Here I go again.......
Not really, at least in some cases.
For any manual reading on the OM-2s, Om-3(T) and OM-4(T), the reading
through the half-silvered mirror determines the shutter speed indicated
in the viewfinder.
For spot readings on the OM-4, the spot reading in memory, which was
made through the half-silvered mirror, determines the shutter speed;
there is no OTF reading at all.
In auto mode, for speeds faster than 1/60, the second curtain has to be
released before the first completes it's travel, so the TTL reading off
the film and curtain with the mirror up can no longer wait until enough
light for proper exposure has accumulated to release the second curtain,
so the exposure speed is fixed before the first curtain release. For the
OM-2(n), I'm sure the meter isn't fast enough to make an off the
curtain reading after the mirror is up, but it doesn't have the CPL
problem. The meter response may be fast enough on the OM-4, but I don't
know if it actually takes a post mirror up - pre first curtain release
reading.
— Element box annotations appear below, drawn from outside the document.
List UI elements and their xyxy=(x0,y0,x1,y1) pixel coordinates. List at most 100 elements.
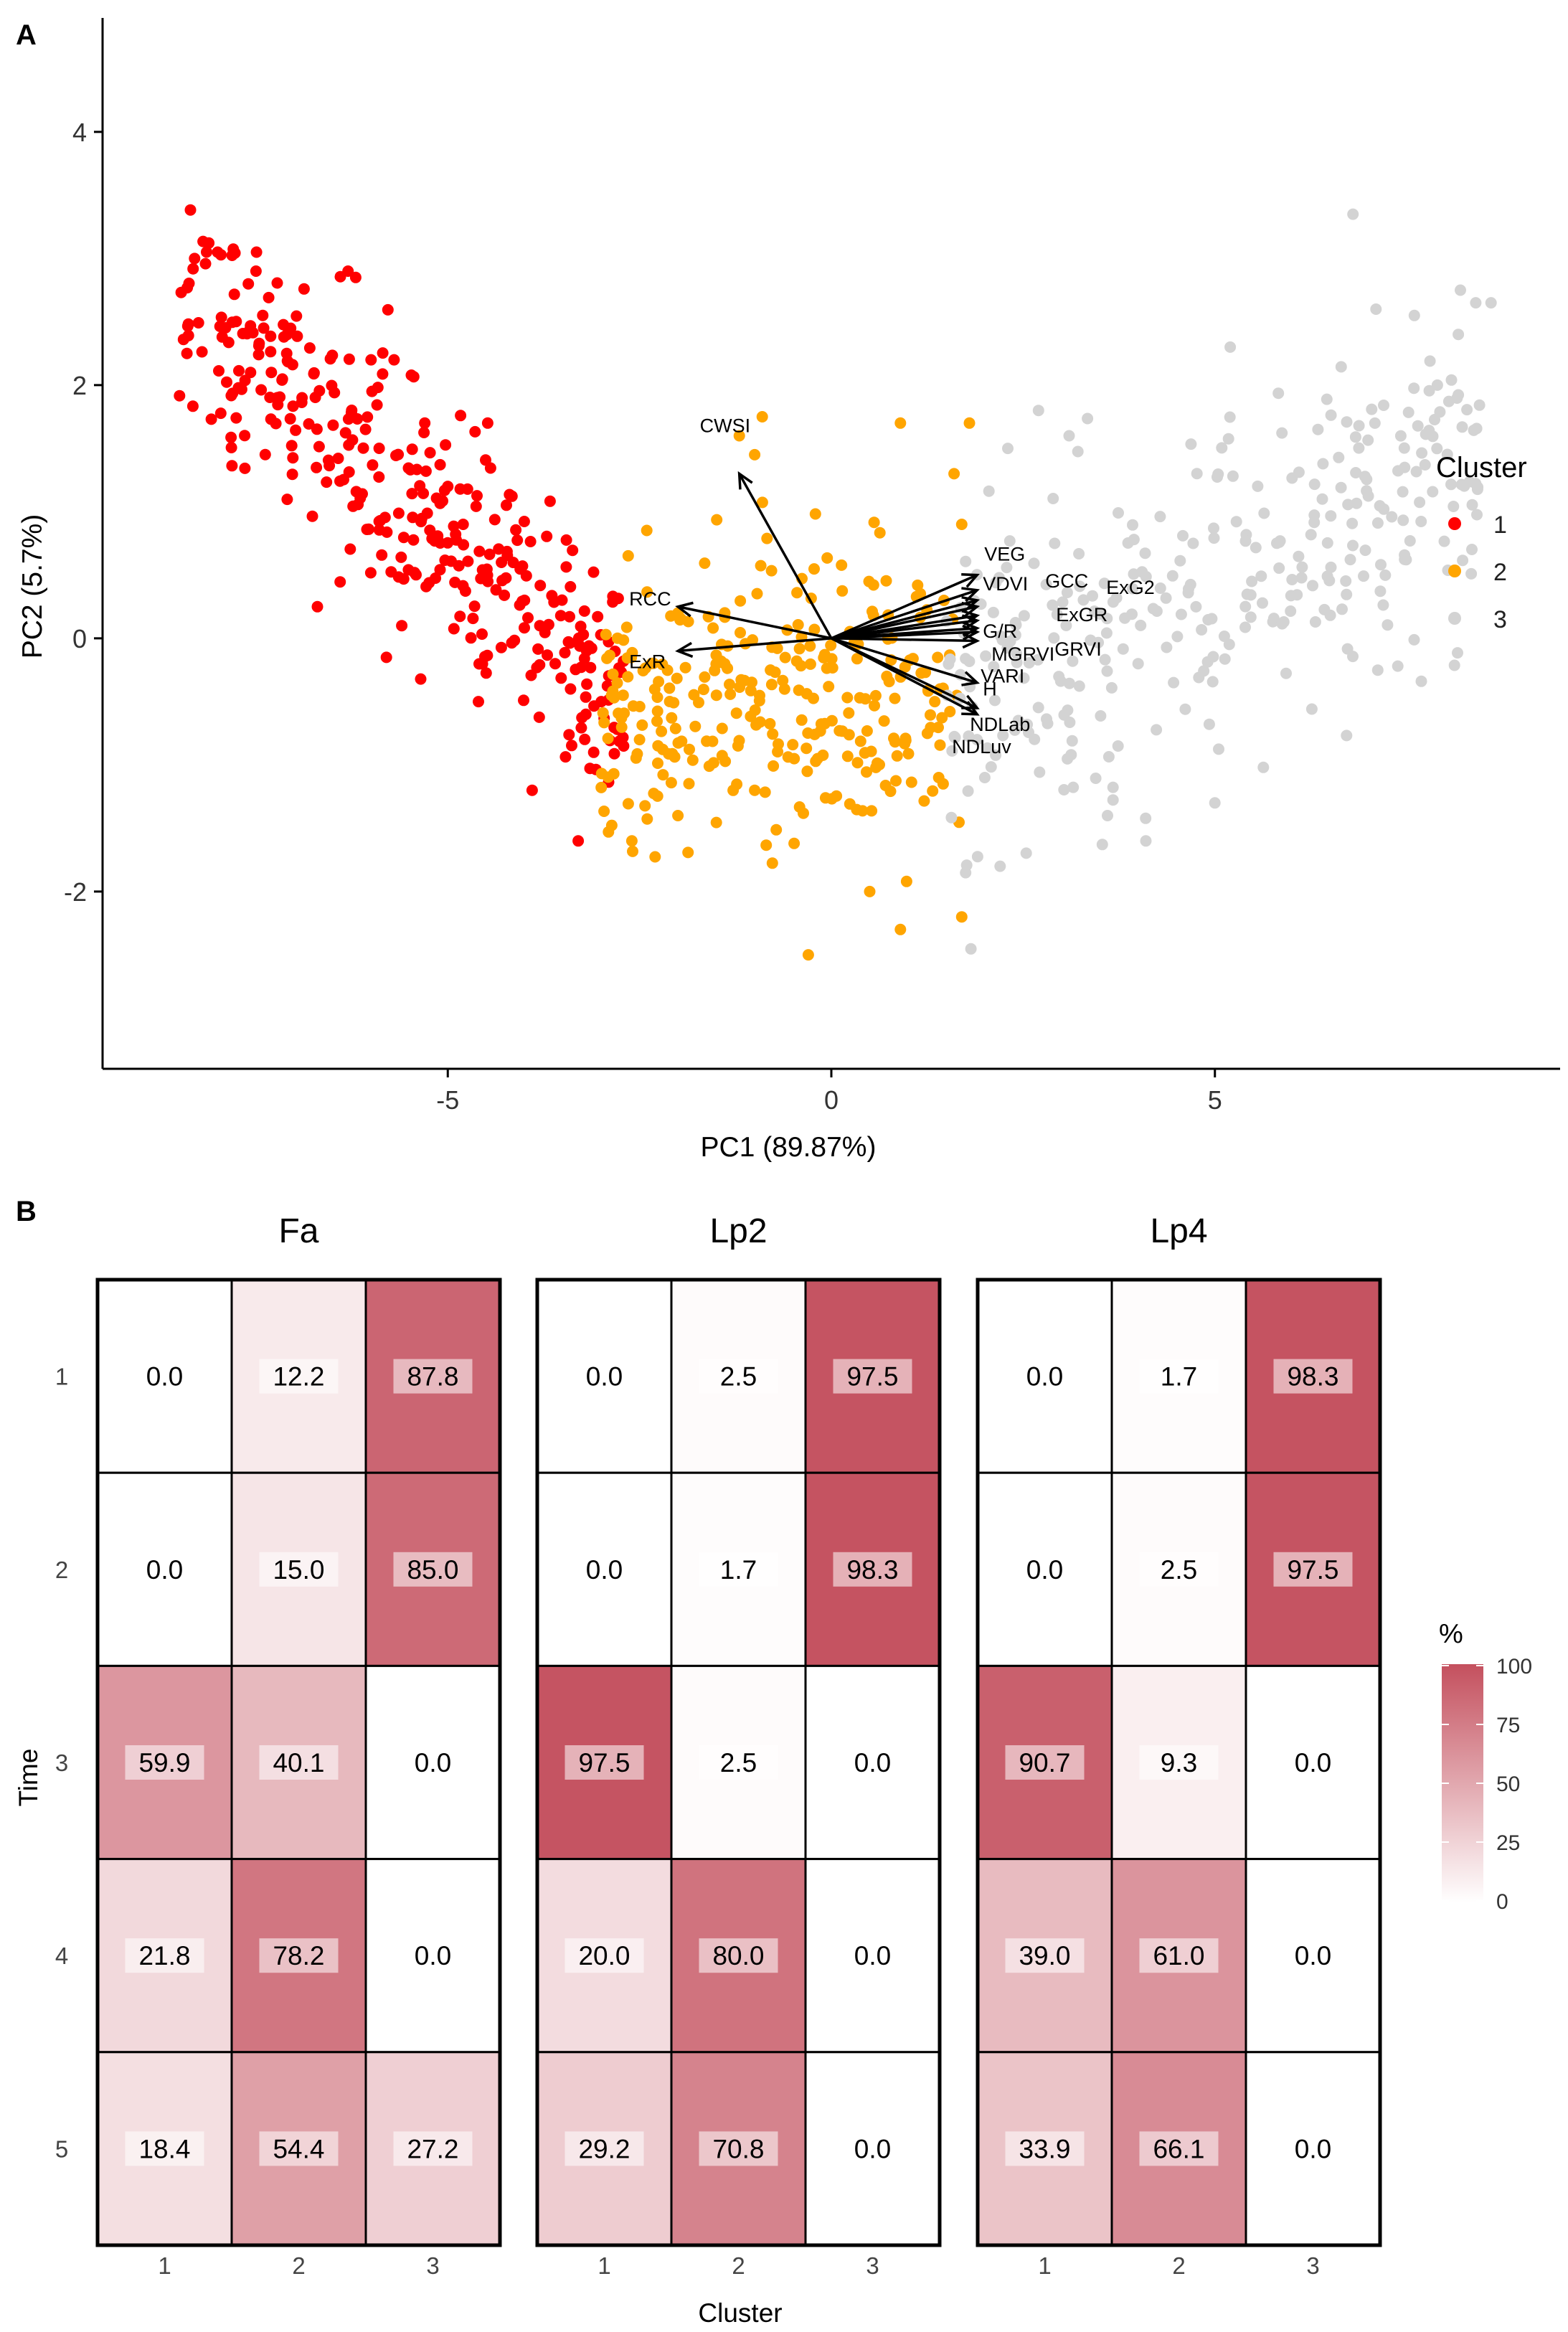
data-point xyxy=(1230,516,1242,528)
x-axis-title: Cluster xyxy=(698,2298,782,2328)
data-point xyxy=(239,462,251,474)
data-point xyxy=(1065,749,1077,761)
data-point xyxy=(732,740,744,752)
cell-value: 0.0 xyxy=(415,1748,451,1778)
data-point xyxy=(1187,537,1199,549)
data-point xyxy=(1257,597,1268,609)
data-point xyxy=(836,559,848,571)
data-point xyxy=(825,639,837,651)
data-point xyxy=(669,751,681,763)
cell-value: 66.1 xyxy=(1153,2134,1204,2163)
data-point xyxy=(1308,478,1321,491)
x-tick-label: 2 xyxy=(1172,2252,1185,2279)
data-point xyxy=(802,949,814,961)
data-point xyxy=(554,610,567,622)
data-point xyxy=(1466,499,1478,511)
loading-arrow-vdvi xyxy=(831,589,978,640)
data-point xyxy=(1394,430,1407,442)
data-point xyxy=(1154,582,1166,594)
data-point xyxy=(945,811,958,823)
data-point xyxy=(181,347,193,359)
cell-value: 1.7 xyxy=(1161,1362,1197,1392)
data-point xyxy=(627,700,639,712)
data-point xyxy=(420,580,433,593)
data-point xyxy=(575,722,587,734)
arrow-head xyxy=(675,641,694,658)
data-point xyxy=(259,448,271,461)
loading-arrow-rcc xyxy=(677,605,832,640)
data-point xyxy=(184,204,197,216)
data-point xyxy=(532,643,544,655)
data-point xyxy=(448,520,460,532)
data-point xyxy=(1470,297,1482,309)
x-axis-title: PC1 (89.87%) xyxy=(701,1132,877,1163)
data-point xyxy=(1392,660,1404,672)
data-point xyxy=(214,321,226,332)
data-point xyxy=(1321,537,1333,549)
cell-value: 90.7 xyxy=(1019,1748,1070,1778)
data-point xyxy=(652,740,664,752)
data-point xyxy=(821,662,833,674)
cell-label-bg xyxy=(699,2131,778,2166)
data-point xyxy=(245,320,257,332)
data-point xyxy=(473,545,486,557)
data-point xyxy=(738,674,750,686)
cell-label-bg xyxy=(699,1745,778,1780)
data-point xyxy=(592,610,604,623)
data-point xyxy=(936,712,948,724)
data-point xyxy=(342,413,354,425)
data-point xyxy=(1400,554,1412,566)
arrow-head xyxy=(962,632,981,649)
data-point xyxy=(1272,387,1285,400)
data-point xyxy=(672,810,684,821)
data-point xyxy=(252,349,265,361)
data-point xyxy=(782,751,794,763)
data-point xyxy=(808,728,821,740)
data-point xyxy=(1073,548,1085,560)
data-point xyxy=(598,806,610,817)
data-point xyxy=(578,605,590,617)
data-point xyxy=(367,459,379,471)
loading-arrow-ndluv xyxy=(831,637,978,716)
data-point xyxy=(1415,675,1427,687)
data-point xyxy=(1325,409,1337,421)
data-point xyxy=(1011,656,1023,669)
cell-label-bg xyxy=(125,2131,204,2166)
facet-fa: Fa 0.0 12.2 87.8 0.0 15.0 85.0 59.9 40.1 0.0 21.8 7… xyxy=(95,1212,502,2279)
data-point xyxy=(1057,596,1069,608)
x-tick-label: 0 xyxy=(824,1085,839,1115)
cell-label-bg xyxy=(565,2131,644,2166)
data-point xyxy=(364,567,377,579)
data-point xyxy=(672,737,684,749)
data-point xyxy=(990,749,1002,761)
cell-value: 0.0 xyxy=(586,1362,623,1392)
data-point xyxy=(311,461,323,473)
data-point xyxy=(765,565,778,577)
loading-label: VDVI xyxy=(983,573,1028,595)
data-point xyxy=(1276,427,1288,439)
data-point xyxy=(344,543,356,555)
data-point xyxy=(359,423,372,435)
data-point xyxy=(380,651,392,664)
data-point xyxy=(311,423,323,435)
data-point xyxy=(607,590,619,603)
data-point xyxy=(1032,653,1044,666)
data-point xyxy=(1448,659,1460,671)
axes xyxy=(94,18,1560,1077)
data-point xyxy=(1100,627,1113,639)
data-point xyxy=(1285,605,1297,617)
y-tick-label: 0 xyxy=(72,624,87,653)
data-point xyxy=(1185,438,1197,450)
data-point xyxy=(869,689,882,702)
data-point xyxy=(462,555,474,567)
data-point xyxy=(1353,420,1365,432)
data-point xyxy=(1202,614,1214,626)
loading-label: GRVI xyxy=(1054,638,1102,660)
data-point xyxy=(296,392,308,404)
data-point xyxy=(250,246,263,258)
data-point xyxy=(1335,481,1347,494)
data-point xyxy=(467,613,479,625)
data-point xyxy=(925,709,936,721)
legend-swatch-3 xyxy=(1448,612,1461,625)
data-point xyxy=(1452,647,1463,659)
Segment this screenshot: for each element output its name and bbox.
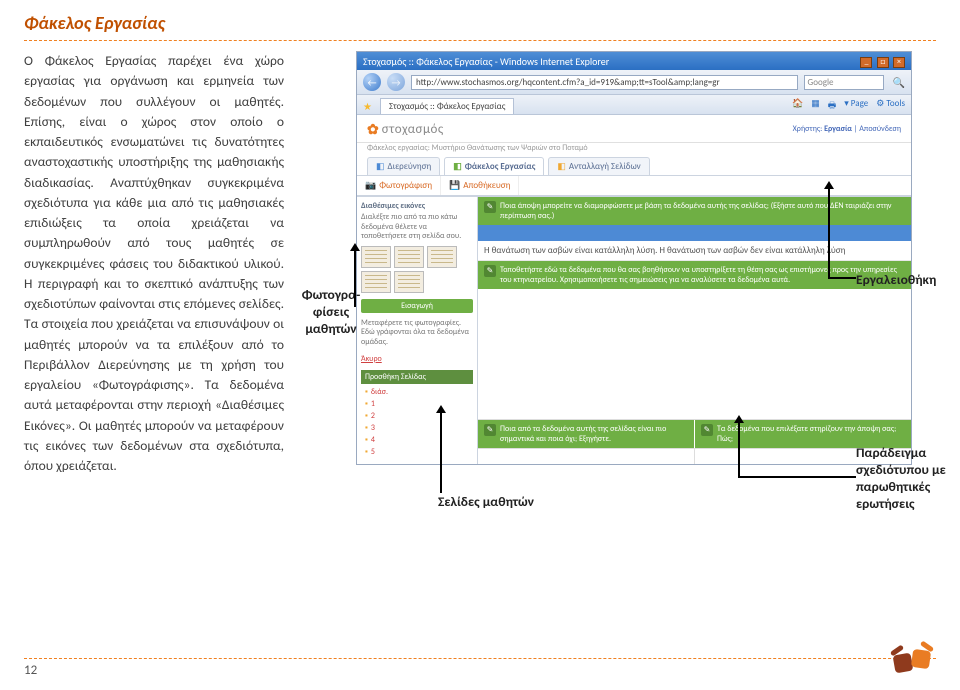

On the OM-PC in program mode (with or eithout ESP?), it does
make such a reading, which is part of the reason it has a shutter
release delay greater than most other OMs and can't shoot as fast with a
winder/MD. This may be true of the OM-2s, at, least in Program mode, but
I know very little about them.
Moose
Scott Gomez wrote:
More to the point, to me... why bother with a very expensive C-PL? Am I
wrong in assuming that a linear polarizer works fine on all OM bodies for
actually taking the picture? It's only metering that's skewed on OM-4(T, Ti)
and others with half-silvered mirrors, but once the mirror is up, then TTL
can take over and expose the photograph correctly?